Conversely, the “mutations” of q
, r
, and t
are not truly
mutations, and the variable declarations could be moved inside the
loop if we wished. Presumably, the C programmer left them outside for
aesthetic reasons. When translating such code, it is important to
determine exactly how much true mutation is going on, and how much
is just reuse of variable space. This can usually be done by checking
whether a variable is read before it is written in any given
iteration - if not, then it is not true mutation. The variables that
change value from one iteration of the loop to the next will need to
be maintained as merge parameters of the Futhark do
-loop.
The Futhark program resulting from a straightforward port looks as follows:
let main(a: u16): u32 =
let b = 0x10001u32
let u = 0i32
let v = 1i32 in
let (_,_,u,_) = loop ((a,b,u,v)) while a > 0u16 do
let q = b / u32.u16(a)
let r = b % u32.u16(a)
let b = u32.u16(a)
let a = u16.u32(r)
let t = v
let v = u - i32.u32 (q) * v
let u = t in
(a,b,u,v)
in u32.i32(if u < 0 then u + 0x10001 else u)
Note the heavy use of type conversion and type suffixes for constants.
This is necessary due to Futhark’s lack of implicit conversions. Note
also the conspicuous way in which the do
-loop is written - the
result of a loop iteration consists of variables whose names are
identical to those of the merge parameters.

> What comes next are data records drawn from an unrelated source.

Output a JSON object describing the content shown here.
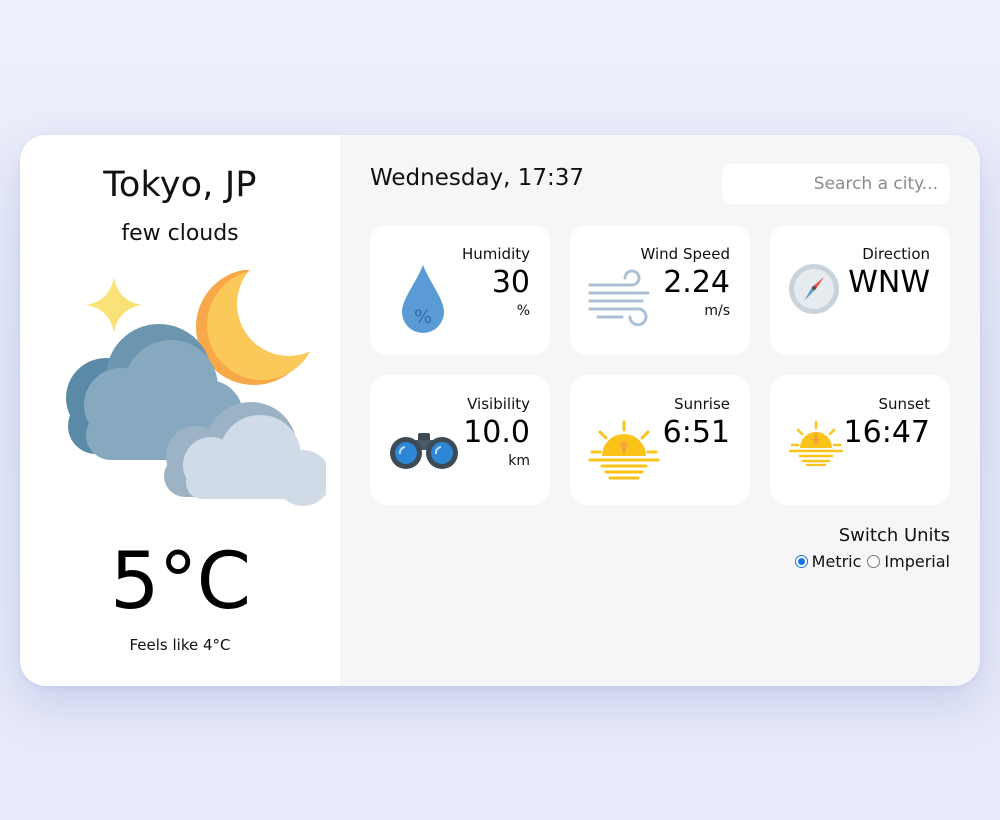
{
  "location": {
    "city": "Tokyo, JP",
    "description": "few clouds"
  },
  "current": {
    "temperature": "5°C",
    "feels_like": "Feels like 4°C",
    "condition_icon": "cloud-moon-icon"
  },
  "header": {
    "datetime": "Wednesday, 17:37",
    "search_placeholder": "Search a city..."
  },
  "tiles": [
    {
      "label": "Humidity",
      "value": "30",
      "unit": "%",
      "icon": "humidity-drop-icon"
    },
    {
      "label": "Wind Speed",
      "value": "2.24",
      "unit": "m/s",
      "icon": "wind-icon"
    },
    {
      "label": "Direction",
      "value": "WNW",
      "unit": "",
      "icon": "compass-icon"
    },
    {
      "label": "Visibility",
      "value": "10.0",
      "unit": "km",
      "icon": "binoculars-icon"
    },
    {
      "label": "Sunrise",
      "value": "6:51",
      "unit": "",
      "icon": "sunrise-icon"
    },
    {
      "label": "Sunset",
      "value": "16:47",
      "unit": "",
      "icon": "sunset-icon"
    }
  ],
  "units": {
    "title": "Switch Units",
    "metric_label": "Metric",
    "imperial_label": "Imperial",
    "selected": "Metric"
  },
  "colors": {
    "accent": "#1a73e8",
    "sun": "#f9c31a",
    "moon": "#f8c14a",
    "cloud_dark": "#7fa4bd",
    "cloud_light": "#d1dbe8",
    "drop": "#5a9bd5"
  }
}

This program can still be massaged to make it more idiomatic Futhark -
for example, the variable t
only serves to store the old value of
v
that is otherwise clobbered. This can be written more elegantly
by simply inlining the expressions in the result part of the loop
body.
10.5. Arrays¶
Dynamically sized multidimensional arrays are somewhat awkward in C, and are often simulated via single-dimensional arrays with explicitly calculated indices:
a[i * M + j] = foo;
This indicates a two-dimensional array a
whose inner dimension
is of size M
. We can usually look at where a
is allocated to
figure out what the size of the outer dimension must be:
a = malloc(N * M * sizeof(int));
We see clearly that a
is a two-dimensional integer array of size
N
times M
- or of type [N][M]i32
in Futhark. Thus, the update
expression above would be translated as:
let a[i,j] = foo in
...
C programs usually first allocate an array, then enter a loop to
provide its initial values. This is not possible in Futhark -
consider whether you can write it as a replicate
, an iota
, or
a map
. In the worst case, use replicate
to obtain an array of
the desired size, then use a do
-loop with in-place updates to
initialise it (but note that this will run stricly sequentially).